By the time Steven Gleisner reached his late 30s, he had served over 15 years to the food franchise industry in many managerial roles. Besides all that hardwork and dedication, he didn’t have much to show for it.
Gleisnar fought his way up through the managerial positions in Pleasure Foods and later McDonald’s – this included being trained in the US, in order to work in South Africa’s head office, training prospective franchisees and staff – but he still had no real plans for the future.
According to Gleisnar, his experience working for McDonald’s was great and all but the same problem always presented itself: where was he headed?
He was an area manager and knew the McDonald’s system like the back of his hand – he even trained franchisees but nonetheless, he still couldn’t get the finance to open his own restaurant.
“Working at McDonald’s has no guarantees,” Gleisnar thought to himself…..his dream of one day owning his own franchise was just a pipe dream at best.
The thought of having to work for someone else for the rest of his life soon turned to a constant disappointment. By the mid-1990s, with Gleisnar knowing nothing but the restaurant business, he decided to sell everything he owned, buy a motorcycle and go to Mozambique.
He had R2000 to his name and no idea what he wanted to do with his life but deep down, he was determined to figure it out.
His golden plan was to head for the beaches of Mozambique, regroup and take things from there.
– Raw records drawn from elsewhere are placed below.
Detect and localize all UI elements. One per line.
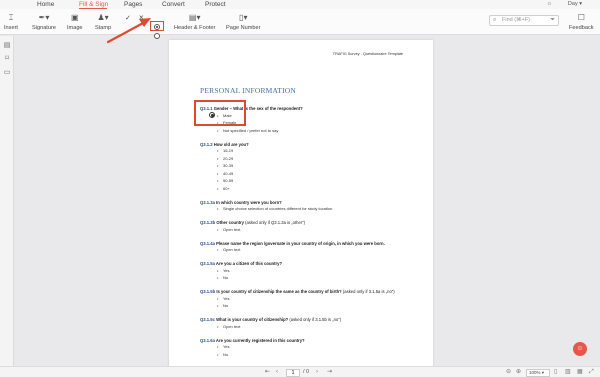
- image-icon: ▣: [70, 13, 79, 22]
- question-id: Q3.1.5c: [200, 317, 215, 322]
- answer-option: 50-59: [200, 177, 420, 185]
- question-id: Q3.1.5b: [200, 289, 216, 294]
- insert-button[interactable]: ⌶ Insert: [4, 12, 18, 31]
- tab-pages[interactable]: Pages: [124, 0, 142, 9]
- answer-option: Single choice selection of countries dif…: [200, 205, 420, 213]
- signature-button[interactable]: ✒▾ Signature: [32, 12, 56, 31]
- stamp-icon: ♟▾: [97, 13, 109, 22]
- question-text: What is your country of citizenship?: [216, 317, 289, 322]
- answer-option: Yes: [200, 343, 420, 351]
- page-number-button[interactable]: ▯▾ Page Number: [226, 12, 261, 31]
- toolbar: ⌶ Insert ✒▾ Signature ▣ Image ♟▾ Stamp ✓…: [0, 9, 600, 39]
- page-number-input[interactable]: [286, 368, 300, 377]
- question-text: Please name the region /governate in you…: [216, 240, 385, 246]
- question-note: (asked only if 3.1.5a is „no"): [341, 289, 395, 294]
- radio-unchecked-tool[interactable]: [154, 33, 160, 39]
- thumbnails-icon[interactable]: ▤: [3, 42, 11, 50]
- document-page[interactable]: TRAFIG Survey - Questionnaire Template P…: [169, 40, 433, 367]
- fullscreen-icon[interactable]: ⤢: [589, 368, 594, 377]
- question-id: Q3.1.5a: [200, 261, 215, 266]
- last-page-icon[interactable]: ⇥: [327, 368, 332, 377]
- answer-option: 20-29: [200, 155, 420, 163]
- checkmark-tool[interactable]: ✓: [125, 14, 131, 22]
- feedback-button[interactable]: ☐ Feedback: [569, 12, 594, 31]
- image-button[interactable]: ▣ Image: [67, 12, 83, 31]
- question-text: Are you a citizen of this country?: [215, 261, 282, 266]
- pen-icon: ✒▾: [38, 13, 50, 22]
- question-text: Other country: [216, 220, 244, 225]
- question-text: In which country were you born?: [216, 199, 282, 205]
- answer-option: No: [200, 302, 420, 310]
- question-id: Q3.1.2: [200, 141, 213, 147]
- answer-option: Open text: [200, 226, 420, 234]
- tab-home[interactable]: Home: [37, 0, 54, 9]
- section-title: PERSONAL INFORMATION: [200, 86, 297, 95]
- question-id: Q3.1.3b: [200, 220, 216, 225]
- answer-option: No: [200, 351, 420, 359]
- question-id: Q3.1.6a: [200, 337, 215, 343]
- stamp-button[interactable]: ♟▾ Stamp: [95, 12, 111, 31]
- search-icon: ⌕: [493, 17, 497, 23]
- answer-option: Not specified / prefer not to say: [200, 127, 420, 135]
- answer-option: 30-39: [200, 162, 420, 170]
- question-list: Q3.1.1 Gender – What is the sex of the r…: [200, 106, 420, 367]
- cross-tool[interactable]: ×: [139, 13, 144, 22]
- sun-icon: ☼: [546, 1, 553, 7]
- header-footer-icon: ▤▾: [188, 13, 201, 22]
- answer-option: 40-49: [200, 170, 420, 178]
- answer-option: Open text: [200, 323, 420, 331]
- answer-option: Open text: [200, 246, 420, 254]
- top-tab-bar: Home Fill & Sign Pages Convert Protect ☼…: [0, 0, 600, 10]
- theme-label: Day: [567, 1, 578, 7]
- comment-icon[interactable]: ▭: [3, 69, 11, 77]
- tab-protect[interactable]: Protect: [205, 0, 226, 9]
- answer-option: 16-19: [200, 147, 420, 155]
- text-cursor-icon: ⌶: [8, 13, 14, 22]
- page-number-icon: ▯▾: [239, 13, 248, 22]
- question-id: Q3.1.4a: [200, 240, 215, 246]
- bottom-bar: ⇤ ‹ / 0 › ⇥ ⊖ ⊕ 100% ▾ ▯ ▥ ▦ ⤢: [0, 366, 600, 377]
- assistant-fab[interactable]: ☺: [573, 342, 587, 356]
- question-text: How old are you?: [213, 141, 249, 147]
- answer-option: No: [200, 274, 420, 282]
- search-input[interactable]: ⌕ Find (⌘+F) ⏷: [489, 15, 559, 26]
- filter-icon[interactable]: ⏷: [550, 16, 555, 25]
- next-page-icon[interactable]: ›: [316, 368, 318, 377]
- question-text: Is your country of citizenship the same …: [216, 289, 342, 294]
- header-footer-button[interactable]: ▤▾ Header & Footer: [174, 12, 215, 31]
- question-note: (asked only if Q3.1.3a is „other"): [244, 220, 306, 225]
- answer-option: Yes: [200, 295, 420, 303]
- theme-selector[interactable]: Day ▾: [568, 0, 582, 9]
- document-header: TRAFIG Survey - Questionnaire Template: [332, 52, 403, 56]
- prev-page-icon[interactable]: ‹: [276, 368, 278, 377]
- left-sidebar: ▤ ⌑ ▭: [0, 36, 14, 366]
- toolbar-highlight-box: [150, 21, 164, 31]
- two-page-view-icon[interactable]: ▥: [565, 368, 571, 377]
- feedback-icon: ☐: [577, 13, 585, 22]
- question-text: Are you currently registered in this cou…: [215, 337, 305, 343]
- zoom-select[interactable]: 100% ▾: [526, 368, 550, 377]
- tab-convert[interactable]: Convert: [162, 0, 185, 9]
- answer-option: 60+: [200, 185, 420, 193]
- zoom-in-icon[interactable]: ⊕: [516, 368, 521, 377]
- first-page-icon[interactable]: ⇤: [265, 368, 270, 377]
- document-highlight-box: [194, 100, 246, 126]
- bookmark-icon[interactable]: ⌑: [3, 55, 11, 63]
- answer-option: Yes: [200, 267, 420, 275]
- question-id: Q3.1.3a: [200, 199, 215, 205]
- zoom-out-icon[interactable]: ⊖: [506, 368, 511, 377]
- scroll-view-icon[interactable]: ▦: [577, 368, 583, 377]
- page-total: / 0: [303, 369, 310, 375]
- single-page-view-icon[interactable]: ▯: [554, 368, 557, 377]
- assistant-icon: ☺: [576, 345, 584, 352]
- question-note: (asked only if 3.1.5b is „no"): [288, 317, 342, 322]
He had no real plan, he just knew he was in his late 30s and couldn’t continue doing what he was doing.
While Gleisnar was waiting for his visa to come through, his cousin who’s business was in corporate gifts, asked him for a favour that he drop off a sample at the printers, because the courier company she was in partnership with, let her down.
Wanting to kill time, Gleisnar said “no problem cuz,” and hopped on his new bike.
When Gleisnar arrived at printer, he asked whether he was the courier guy and since he didn’t wanna explain the whole story of quiting his job and Mozambique, he simply said YES.
It turned out that the printer needed a favor too. He wanted his parcel to be sent to Sandton and asked how much Gleisnar charged.
Gleisnar had no idea what the charging rate was but since he had a bike and petrol being cheaper than if he was driving a car and also time on his hands, he just said R20.
He calculated in his mind that the amount would be enough to cover the costs of delivering the parcel. It turned out that R20 was pretty cheap.
Before he left, Gleisnar gave his contact details to the printer, in case the client whom he was delivering to, wanted to track the progress of her parcel.
The following day, Gleisnar’s phone rang, the printer had recommend him to someone in Doornfontein.
When he answered, the caller asked if whether he was the courier guy as he’s heard that he was delivering packages for R20.
The rest as they say, is history
Gleisner never made it to Mozambique: he started a courier company instead, called The Courier Guy.